The China-Pakistan Economic Corridor (CPEC) was heralded as the panacea for Pakistan’s enduring energy crisis. However, what was sold as an economic lifeline is rapidly morphing into a burdensome debt trap. Pakistan’s capacity payments to independent power producers have soared, now ranking as the country’s third-largest debt obligation—largely a result of hastily concluded agreements with Chinese state-owned power firms.

While billions of dollars were invested in constructing state-of-the-art power plants under CPEC, the underlying power distribution system—namely Pakistan’s Distribution Companies (DISCOs)—was left largely neglected. No substantive reforms were implemented, and no focused budgetary attention was given to modernizing this critical infrastructure. Consequently, even as power plants continue to generate electricity, a deeply inefficient distribution system prevents its effective delivery to consumers. Pakistan now finds itself paying for unused capacity, creating a massive financial strain.

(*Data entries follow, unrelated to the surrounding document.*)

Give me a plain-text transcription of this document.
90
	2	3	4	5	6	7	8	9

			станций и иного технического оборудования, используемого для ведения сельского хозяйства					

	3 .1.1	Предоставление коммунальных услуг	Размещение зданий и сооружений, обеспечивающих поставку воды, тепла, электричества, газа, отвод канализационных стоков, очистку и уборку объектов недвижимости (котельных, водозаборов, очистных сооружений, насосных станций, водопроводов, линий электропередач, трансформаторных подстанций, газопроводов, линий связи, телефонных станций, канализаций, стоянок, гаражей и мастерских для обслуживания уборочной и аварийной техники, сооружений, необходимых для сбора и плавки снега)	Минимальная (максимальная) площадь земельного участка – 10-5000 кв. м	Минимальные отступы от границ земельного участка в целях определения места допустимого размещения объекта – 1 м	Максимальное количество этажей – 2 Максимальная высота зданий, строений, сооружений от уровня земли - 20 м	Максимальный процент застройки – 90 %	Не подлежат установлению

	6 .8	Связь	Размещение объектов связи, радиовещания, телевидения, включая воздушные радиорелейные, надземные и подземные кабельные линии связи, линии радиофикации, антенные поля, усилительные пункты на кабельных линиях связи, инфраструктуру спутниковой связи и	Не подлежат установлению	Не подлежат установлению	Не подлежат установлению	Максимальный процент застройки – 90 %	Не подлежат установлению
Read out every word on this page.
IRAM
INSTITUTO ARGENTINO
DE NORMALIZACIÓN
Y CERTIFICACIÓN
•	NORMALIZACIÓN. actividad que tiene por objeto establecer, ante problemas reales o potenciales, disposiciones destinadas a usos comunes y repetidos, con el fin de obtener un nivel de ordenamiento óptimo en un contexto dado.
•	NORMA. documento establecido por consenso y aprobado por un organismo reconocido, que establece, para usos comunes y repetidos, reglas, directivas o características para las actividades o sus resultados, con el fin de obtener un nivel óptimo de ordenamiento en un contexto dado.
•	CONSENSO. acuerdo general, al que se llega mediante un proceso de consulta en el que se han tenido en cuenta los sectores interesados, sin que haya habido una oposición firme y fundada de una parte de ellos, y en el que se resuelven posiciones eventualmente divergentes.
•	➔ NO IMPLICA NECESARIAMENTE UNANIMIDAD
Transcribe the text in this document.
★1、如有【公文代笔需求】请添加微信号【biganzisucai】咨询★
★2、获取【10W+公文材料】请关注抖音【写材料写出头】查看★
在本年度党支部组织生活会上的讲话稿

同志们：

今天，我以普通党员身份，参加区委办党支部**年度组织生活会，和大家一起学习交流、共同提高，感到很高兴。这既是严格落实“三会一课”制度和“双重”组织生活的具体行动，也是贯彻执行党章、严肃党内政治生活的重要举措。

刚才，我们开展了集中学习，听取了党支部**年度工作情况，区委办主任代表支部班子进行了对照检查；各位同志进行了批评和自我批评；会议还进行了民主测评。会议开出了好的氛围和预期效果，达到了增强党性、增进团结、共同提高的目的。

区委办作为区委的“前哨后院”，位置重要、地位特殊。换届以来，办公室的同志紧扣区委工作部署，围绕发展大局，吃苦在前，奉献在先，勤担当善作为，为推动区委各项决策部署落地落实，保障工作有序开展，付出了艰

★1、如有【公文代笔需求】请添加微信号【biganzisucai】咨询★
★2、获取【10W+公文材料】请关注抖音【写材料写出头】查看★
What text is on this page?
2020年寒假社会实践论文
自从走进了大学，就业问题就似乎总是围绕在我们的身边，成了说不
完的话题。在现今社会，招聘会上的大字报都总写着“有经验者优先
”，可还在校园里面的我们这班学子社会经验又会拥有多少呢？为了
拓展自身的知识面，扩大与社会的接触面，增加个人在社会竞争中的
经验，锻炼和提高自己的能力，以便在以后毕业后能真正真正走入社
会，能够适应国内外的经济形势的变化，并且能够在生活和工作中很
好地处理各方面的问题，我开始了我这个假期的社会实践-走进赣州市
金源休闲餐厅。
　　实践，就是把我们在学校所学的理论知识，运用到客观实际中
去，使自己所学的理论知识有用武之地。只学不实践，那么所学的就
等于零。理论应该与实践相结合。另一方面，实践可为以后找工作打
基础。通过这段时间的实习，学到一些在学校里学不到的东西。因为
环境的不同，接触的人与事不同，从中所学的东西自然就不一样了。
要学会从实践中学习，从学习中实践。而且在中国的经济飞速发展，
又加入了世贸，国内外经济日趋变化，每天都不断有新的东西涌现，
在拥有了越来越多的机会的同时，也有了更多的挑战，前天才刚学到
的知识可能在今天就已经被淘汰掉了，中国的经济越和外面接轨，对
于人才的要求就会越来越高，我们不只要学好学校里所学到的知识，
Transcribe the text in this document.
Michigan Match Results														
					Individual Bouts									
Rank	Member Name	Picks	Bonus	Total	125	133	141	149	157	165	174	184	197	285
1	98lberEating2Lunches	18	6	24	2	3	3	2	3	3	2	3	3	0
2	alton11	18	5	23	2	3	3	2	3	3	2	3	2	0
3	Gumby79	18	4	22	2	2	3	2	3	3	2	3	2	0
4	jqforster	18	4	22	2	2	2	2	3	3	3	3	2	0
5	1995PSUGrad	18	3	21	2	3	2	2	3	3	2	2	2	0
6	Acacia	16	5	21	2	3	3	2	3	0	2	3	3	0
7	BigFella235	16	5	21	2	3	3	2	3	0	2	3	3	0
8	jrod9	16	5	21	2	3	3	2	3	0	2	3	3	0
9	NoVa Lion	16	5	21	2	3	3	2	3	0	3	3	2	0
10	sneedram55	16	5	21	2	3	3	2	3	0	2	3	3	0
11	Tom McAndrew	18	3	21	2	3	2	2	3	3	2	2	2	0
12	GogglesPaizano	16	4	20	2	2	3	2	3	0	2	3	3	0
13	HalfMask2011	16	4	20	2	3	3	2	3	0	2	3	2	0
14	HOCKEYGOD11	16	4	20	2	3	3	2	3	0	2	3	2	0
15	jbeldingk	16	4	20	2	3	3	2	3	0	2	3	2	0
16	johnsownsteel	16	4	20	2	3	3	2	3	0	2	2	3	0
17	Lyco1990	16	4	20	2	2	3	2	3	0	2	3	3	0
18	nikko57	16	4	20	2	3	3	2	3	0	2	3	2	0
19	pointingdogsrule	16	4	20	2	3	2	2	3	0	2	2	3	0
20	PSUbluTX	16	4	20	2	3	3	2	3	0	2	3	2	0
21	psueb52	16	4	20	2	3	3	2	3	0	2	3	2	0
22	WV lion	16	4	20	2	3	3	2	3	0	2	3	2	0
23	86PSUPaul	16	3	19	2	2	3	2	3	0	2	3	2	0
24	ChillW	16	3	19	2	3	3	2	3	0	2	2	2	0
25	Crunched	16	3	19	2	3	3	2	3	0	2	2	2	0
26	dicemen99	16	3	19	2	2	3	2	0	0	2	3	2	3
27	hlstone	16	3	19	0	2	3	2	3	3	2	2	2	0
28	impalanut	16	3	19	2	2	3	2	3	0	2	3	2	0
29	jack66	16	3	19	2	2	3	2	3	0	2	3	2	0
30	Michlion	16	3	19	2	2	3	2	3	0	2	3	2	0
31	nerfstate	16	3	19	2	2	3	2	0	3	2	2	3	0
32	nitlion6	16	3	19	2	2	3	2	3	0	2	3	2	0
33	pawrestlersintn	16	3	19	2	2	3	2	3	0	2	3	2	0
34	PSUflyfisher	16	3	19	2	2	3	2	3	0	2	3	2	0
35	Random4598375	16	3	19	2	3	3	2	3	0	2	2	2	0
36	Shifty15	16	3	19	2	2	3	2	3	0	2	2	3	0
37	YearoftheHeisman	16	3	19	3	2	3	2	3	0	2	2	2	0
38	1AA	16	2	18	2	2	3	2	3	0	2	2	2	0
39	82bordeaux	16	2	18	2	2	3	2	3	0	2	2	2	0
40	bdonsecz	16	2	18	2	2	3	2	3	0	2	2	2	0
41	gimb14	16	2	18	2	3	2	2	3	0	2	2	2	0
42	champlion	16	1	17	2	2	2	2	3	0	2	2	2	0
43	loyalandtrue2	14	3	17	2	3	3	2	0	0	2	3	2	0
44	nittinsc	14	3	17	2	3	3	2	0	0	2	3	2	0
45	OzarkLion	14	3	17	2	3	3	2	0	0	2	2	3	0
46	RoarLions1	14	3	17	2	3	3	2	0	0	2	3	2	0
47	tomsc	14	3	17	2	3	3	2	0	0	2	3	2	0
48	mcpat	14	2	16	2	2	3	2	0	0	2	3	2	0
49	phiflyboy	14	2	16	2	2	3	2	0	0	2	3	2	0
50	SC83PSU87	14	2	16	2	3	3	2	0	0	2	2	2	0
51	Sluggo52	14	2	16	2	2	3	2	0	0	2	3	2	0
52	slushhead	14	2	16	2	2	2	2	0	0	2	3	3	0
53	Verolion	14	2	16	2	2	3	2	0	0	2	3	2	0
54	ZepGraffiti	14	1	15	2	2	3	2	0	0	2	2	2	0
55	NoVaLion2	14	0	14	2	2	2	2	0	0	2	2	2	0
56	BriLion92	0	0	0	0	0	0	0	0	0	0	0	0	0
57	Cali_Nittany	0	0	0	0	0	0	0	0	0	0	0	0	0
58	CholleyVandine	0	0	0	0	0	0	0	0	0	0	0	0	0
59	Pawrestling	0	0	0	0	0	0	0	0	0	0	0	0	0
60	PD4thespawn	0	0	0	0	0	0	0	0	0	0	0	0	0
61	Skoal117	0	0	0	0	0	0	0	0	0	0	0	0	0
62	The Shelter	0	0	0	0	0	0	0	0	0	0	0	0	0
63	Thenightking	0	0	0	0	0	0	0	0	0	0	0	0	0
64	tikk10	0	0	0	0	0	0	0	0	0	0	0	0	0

The failure to address the systemic flaws within the energy sector prior to engaging in costly, large-scale infrastructure projects has turned CPEC from a proposed solution into an exacerbating problem. Until Pakistan’s DISCOs are reformed and its distribution grid modernized, any new power plant will only deepen the crisis, leaving the country ensnared in an escalating cycle of debt. The central question remains: will the government pursue further indebtedness, or will it devise tangible solutions to resolve the systemic energy deficiencies?